Wanamaker is just kinda, well, there. There, like the mailman is always there. Neither rain nor sleet nor snow nor the need to be anything more than a professional athlete gets in the way of Wanamaker doing his job. The 31-year-old elder statesman of the Celtics is a pro. To wit, Brad Wanamaker has the highest assist ratio on the Celtics at 26.1. In the last seven games, he’s dished out 17 assists with just six turnovers.
Kanter’s credentials are obvious, good and bad. He gets foot-tied in any pick-and-roll situation and whenever the Macarena plays at a wedding. However, where Kanter giveth is in the paint. He’s gifted with the hands of a brain surgeon and a body fit for Wrestlemania. His post play appears blunt and brutish, but that belies his footwork in the paint and nose for the ball. Against most defenders, he can get off that bang, bang, bang baby hook over his left shoulder any time.
Stevens has some situational wild cards. Semi Ojeleye has become a serviceable 3&D player. On a wing-rich roster, his limited offense (ahem, he has hit 10-of-23 from behind the arc) affords him only spot minutes unless the Celtics match up against a giant and they need a giant killer (ahem, Giannis Antetokounmpo).
And in these final seeding games, Stevens has found another potential ace up his sleeve. Against the Raptors, Robert Williams replaced Kanter in the rotation. Two nights later, he played nearly twice as much in an overtime win vs. Orlando. And then on Tuesday, he played arguably his best game in green vs. Memphis with 10 points, 7 rebounds, three blocks, and a mature awareness that’s eluded the Timelord since his rookie season.
“He’s an end-of-his-second-year player. He’s way more comfortable with what’s expected of him on both ends of the court. He’s getting better at a bunch of the little things,” Stevens said. “Obviously, he’s always been a guy that’s a real vertical threat. He’s playing very hard and done a really good job in our coverages.”
For the most part, Smart, Wanamaker, and either Kanter or Williams are deployed by Stevens to close out first and third quarters. Those are usually minutes of the game riddled with team foul trouble and bench talent. It’s a minefield, but one of opportunity if you know where to look for it. In the bubble, Marcus Smart has shot the third most free throws behind only Hayward and Tatum. In only 75 minutes, Kanter has scored 45 points in the paint and grabbed 19 offensive rebounds. Wanamaker is staying in his lane with a remarkable slash line of 59-40-90 shooting.

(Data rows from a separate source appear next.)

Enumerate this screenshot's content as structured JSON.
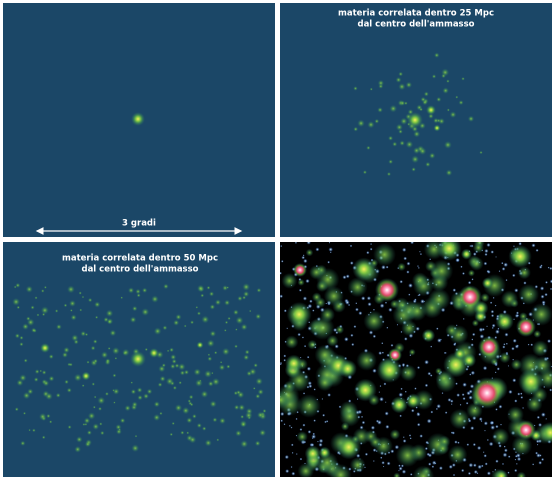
{
  "panel_1": {
    "scale_label": "3 gradi"
  },
  "panel_2": {
    "caption_lines": [
      "materia correlata dentro 25 Mpc",
      "dal centro dell'ammasso"
    ]
  },
  "panel_3": {
    "caption_lines": [
      "materia correlata dentro 50 Mpc",
      "dal centro dell'ammasso"
    ]
  }
}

Tatum becomes the featured player surrounded by Boston’s supporting cast of backups. Against the Grizzlies, he returned to the game after a brief first quarter blow at the 2:18 mark. Boston had built a modest 20-13 lead; by the time most of the starters returned midway through the second, the deficit had ballooned to 20. Tatum did score fourteen in the eight-minute burst, but not without the contributions of Smart, Wanamaker, and Williams.

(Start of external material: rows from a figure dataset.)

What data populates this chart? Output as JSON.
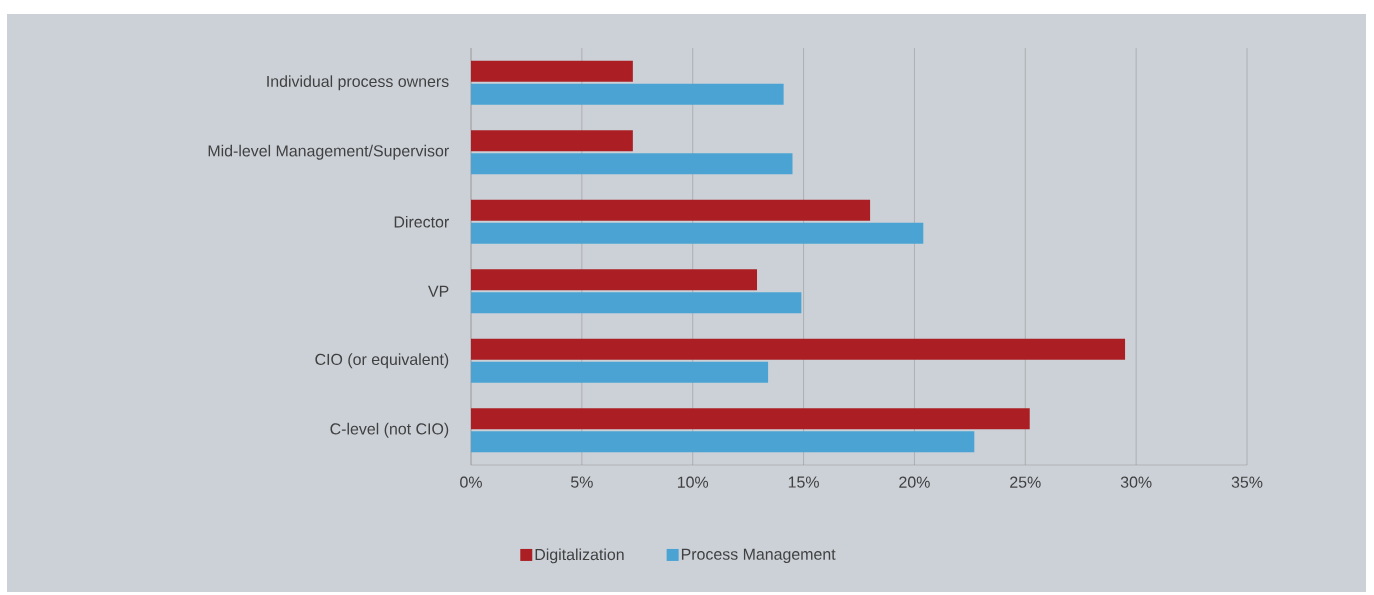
{
  "chart_data": {
    "type": "bar",
    "orientation": "horizontal",
    "categories": [
      "Individual process owners",
      "Mid-level Management/Supervisor",
      "Director",
      "VP",
      "CIO (or equivalent)",
      "C-level (not CIO)"
    ],
    "series": [
      {
        "name": "Digitalization",
        "color": "#ab1f24",
        "values": [
          7.3,
          7.3,
          18.0,
          12.9,
          29.5,
          25.2
        ]
      },
      {
        "name": "Process Management",
        "color": "#4aa3d3",
        "values": [
          14.1,
          14.5,
          20.4,
          14.9,
          13.4,
          22.7
        ]
      }
    ],
    "xlim": [
      0,
      35
    ],
    "xticks": [
      {
        "value": 0,
        "label": "0%"
      },
      {
        "value": 5,
        "label": "5%"
      },
      {
        "value": 10,
        "label": "10%"
      },
      {
        "value": 15,
        "label": "15%"
      },
      {
        "value": 20,
        "label": "20%"
      },
      {
        "value": 25,
        "label": "25%"
      },
      {
        "value": 30,
        "label": "30%"
      },
      {
        "value": 35,
        "label": "35%"
      }
    ],
    "grid": "x",
    "legend": "bottom"
  }
}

Orlando and the NBA restart are the epitome of small sample size theater, but it’s also a good snapshot of where the team is in relation to its peers. Before the pandemic suspended the season, the Celtics were 29th in the league in bench scoring at 27.2 points per game. To put that into perspective, the #1 ranked Clippers’ second units scored nearly double at 51.5. Since coming to the bubble, Boston has increased their production to 39.6 ppg on over 50% shooting and they lead playoff-bound teams with a plus/minus of +4.2.
In their post-game pressers on Tuesday, both Walker and Tatum talked about the team’s readiness heading into the playoffs. It’s taken three scrimmages and seven seeding games for Kemba to ramp up activity on his knee and Tatum to pick up where he left off in March. Brown and Hayward are also playing some of the best basketball we’ve seen from them this year. But several paragraphs down in every game recap and at the bottom of the box score, the Celtics bench have also steadily become one of the league’s best in the bubble.